Problem statement: Visual Place Recognition (VPR) is the problem of being able to recognize one’s location, given a dataset of images that have been previously visited. VPR is closely related to image retrieval, i.e., retrieving relevant images from a large database, but with the additional context that images depict places. VPR brings along many challenges, including perceptual aliasing, which is the problem that two distinct places can look strikingly similar. VPR has a wide range of downstream tasks, including localization and navigation in robotics, and intelligent augmentation.
Many feature description and feature matching techniques have been proposed for VPR. VPR methods can be divided into those that describe an image using a single feature vector (global feature descriptors) and those that describe local areas of the image (local feature descriptors). Global feature descriptors can be compared using Euclidean or cosine distance metrics in a nearest neighbor search, while local feature descriptors are cross-matched using for example RANSAC. Alternatively, methods can also be divided into those that are viewpoint invariant (with NetVLAD being the most popular of these methods) and those that assume a similar viewpoint at query and reference time (such as HybridNet and patch-normalized images).

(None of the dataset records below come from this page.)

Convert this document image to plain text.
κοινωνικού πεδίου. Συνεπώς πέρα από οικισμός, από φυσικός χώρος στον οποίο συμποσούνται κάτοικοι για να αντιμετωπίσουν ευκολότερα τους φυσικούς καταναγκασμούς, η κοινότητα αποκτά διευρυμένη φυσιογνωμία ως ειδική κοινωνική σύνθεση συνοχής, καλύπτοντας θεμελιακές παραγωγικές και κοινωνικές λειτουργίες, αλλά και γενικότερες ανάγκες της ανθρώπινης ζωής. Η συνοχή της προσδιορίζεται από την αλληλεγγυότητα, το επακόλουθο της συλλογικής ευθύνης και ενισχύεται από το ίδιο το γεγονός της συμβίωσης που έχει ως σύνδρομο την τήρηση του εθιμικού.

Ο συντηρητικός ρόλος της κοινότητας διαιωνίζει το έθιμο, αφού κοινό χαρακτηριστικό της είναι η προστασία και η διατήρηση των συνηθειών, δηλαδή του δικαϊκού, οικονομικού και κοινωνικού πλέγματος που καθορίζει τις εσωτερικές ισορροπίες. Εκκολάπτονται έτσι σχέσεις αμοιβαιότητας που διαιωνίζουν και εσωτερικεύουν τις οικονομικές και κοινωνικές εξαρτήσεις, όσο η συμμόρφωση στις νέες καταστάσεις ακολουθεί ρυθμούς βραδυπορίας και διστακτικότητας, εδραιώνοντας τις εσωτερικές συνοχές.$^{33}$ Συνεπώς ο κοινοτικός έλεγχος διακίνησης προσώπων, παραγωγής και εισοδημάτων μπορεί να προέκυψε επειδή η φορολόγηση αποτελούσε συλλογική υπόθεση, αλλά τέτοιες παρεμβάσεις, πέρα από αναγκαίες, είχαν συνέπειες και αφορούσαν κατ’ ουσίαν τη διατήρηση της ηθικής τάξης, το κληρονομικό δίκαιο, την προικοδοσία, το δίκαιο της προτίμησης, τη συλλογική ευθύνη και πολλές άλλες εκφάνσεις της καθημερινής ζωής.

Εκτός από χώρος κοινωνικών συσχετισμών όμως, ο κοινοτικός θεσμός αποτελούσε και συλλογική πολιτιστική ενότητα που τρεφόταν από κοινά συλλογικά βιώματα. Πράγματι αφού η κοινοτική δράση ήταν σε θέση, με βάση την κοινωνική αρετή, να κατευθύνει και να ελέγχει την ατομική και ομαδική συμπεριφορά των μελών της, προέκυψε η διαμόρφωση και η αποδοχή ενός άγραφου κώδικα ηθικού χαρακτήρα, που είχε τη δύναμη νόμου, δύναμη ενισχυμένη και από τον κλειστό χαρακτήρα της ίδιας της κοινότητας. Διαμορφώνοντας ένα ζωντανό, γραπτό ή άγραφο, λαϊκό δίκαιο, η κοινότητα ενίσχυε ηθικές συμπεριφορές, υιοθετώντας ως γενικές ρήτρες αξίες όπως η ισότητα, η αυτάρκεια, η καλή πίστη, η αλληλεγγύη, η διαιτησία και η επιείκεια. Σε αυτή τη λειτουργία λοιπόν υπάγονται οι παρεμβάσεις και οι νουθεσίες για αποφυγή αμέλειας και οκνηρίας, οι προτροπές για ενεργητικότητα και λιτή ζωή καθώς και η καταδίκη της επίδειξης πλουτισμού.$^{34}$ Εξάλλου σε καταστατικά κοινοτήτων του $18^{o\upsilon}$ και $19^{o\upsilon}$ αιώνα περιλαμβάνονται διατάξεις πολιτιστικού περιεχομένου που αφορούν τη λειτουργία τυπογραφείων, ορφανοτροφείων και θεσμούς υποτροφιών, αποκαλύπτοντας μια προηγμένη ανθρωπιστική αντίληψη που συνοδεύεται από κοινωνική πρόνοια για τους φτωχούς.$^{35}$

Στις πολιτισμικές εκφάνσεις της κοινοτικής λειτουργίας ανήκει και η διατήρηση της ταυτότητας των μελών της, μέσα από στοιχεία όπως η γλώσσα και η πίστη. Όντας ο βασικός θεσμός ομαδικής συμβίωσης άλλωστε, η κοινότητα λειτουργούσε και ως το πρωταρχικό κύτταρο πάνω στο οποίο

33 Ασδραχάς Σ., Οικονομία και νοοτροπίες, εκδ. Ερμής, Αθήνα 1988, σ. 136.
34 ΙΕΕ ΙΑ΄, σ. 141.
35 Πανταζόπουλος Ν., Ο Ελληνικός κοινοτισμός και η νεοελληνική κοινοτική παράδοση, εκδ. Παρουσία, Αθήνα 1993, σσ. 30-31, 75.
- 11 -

Approach: Our first aim is to evaluate the suitability of these methods for spike-based encoding. In the context of nearest-neighbor search on Intel’s Pohoiki Springs, it was suggested to sparsely encode images using a PCA-ICA combination. HybridNet and NetVLAD can provide low-dimensional encodings of images using PCA, while patch-normalized images are of sufficiently low dimension already – we have recently shown successful robot navigation with a patch-normalized image of size 23x8x1. We will use different coding schemes, including rate coding, TTFS coding, phase coding and burst coding, and evaluate the accuracy of the resulting methods in terms of precision and recall. This will reveal which existing VPR methods perform well when compressing images to a very low-dimensional space, and their compatibility with different spike coding mechanisms.
We recently proposed Brisbane-Event-VPR, a dataset for VPR captured with an event camera, which will enable using the event stream to produce spikes, in addition to converting conventional images as above. We will also experiment with short spatio-temporal sequences, where the evolution of spikes over a brief time window is used to accumulate evidence using probabilistic inference.